お花を贈る機会というものは、日々の中にいくつかありますが、お祝いのお花よりも少し難しさを感じる人も多いのがお供えのお花ではないでしょうか。悲しい出来事だからこそ、お相手の気持ちに寄り添うような贈りものができたらと思いますよね。とはいえ、一生のうちに何度もあるお祝いより機会も少なく、普段から考えるようなことでもないので、その時になってはじめて「どうしたらいいんだろう」という疑問が出てくるものです。

数珠と袱紗

お供えのお花とひとことで言っても、法事、命日、お盆、お彼岸など、細かく見ればそれぞれに意味が異なります。ただ、お花に関していえば、よほどしっかりと決まった慣習や、どうしてもというこだわりがなければ、「お供え用」として売られているお花を贈れば大丈夫です。多くは白をベースに、その季節のお花をあわせて、どのフローリストでもきちんとした用意があります。お供えのお花のマナーについては、別のページでも解説がありますので、そちらもよければご覧くださいね。

花と線香と数珠

ここでひとつご提案するとすれば、お花と一緒にお線香を贈ること。お花だけでももちろん十分ですが、お線香を一緒に贈ることで、さらに贈り物に込めた気持ちが伝わることと思います。仏教の一説では、お線香の煙は生きている人と旅立った人をつなぐ糸電話のようなものといわれています。そんな優しい時間を一緒に贈るような丁寧さが、その贈り物を通じてきっとお相手に伝わると思うのです。

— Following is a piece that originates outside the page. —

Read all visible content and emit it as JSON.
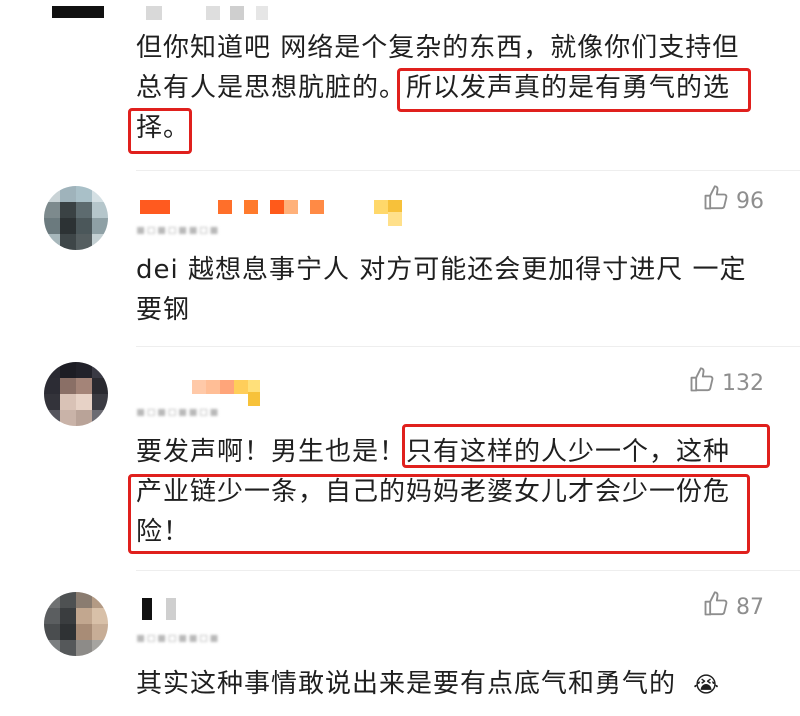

また、先ほどお供えのお花の意味がいろいろあるとお伝えしましたが、お線香はどの機会に送っても差し支えありません。季節も問わず、遠い場所からでも安心して贈ることができます。本当はそばに行って寄り添いたいけれど、遠方ですぐにその機会を作ることが難しいというときにも、その気持ちを込めて贈ることができます。お花が季節を終えても、その後もしばらく使ってもらうことができるのも良いところ。悲しいとかさみしいとか、そんな気持ちがあふれてしまうときに、優しい香りはほんの少しでも心をあたためてくれるのではないでしょうか。

桜線香

フラワーキッチンでは、フローリスト目線で選んだお線香をそろえています。香りであったり、形であったり、どこかに優しいお花を感じられるものをご用意していますので、少しのあたたかさをお相手に伝えるお手伝いがきるかなと思います。

また、大切な気持ちを伝えるメッセージカードもおつけしています。ご希望の内容でカードをお作りできるのはもちろん、思いが言葉にしづらいときには、おすすめのご挨拶状を専用のきれいなカードにしてお入れします。もし迷ったら参考にしてみてくださいね。

お供えのお花は、ときにはお祝いのお花以上に、受け取った人の心にじんわりと残るもの。どうか、大切な気持ちが届きますように。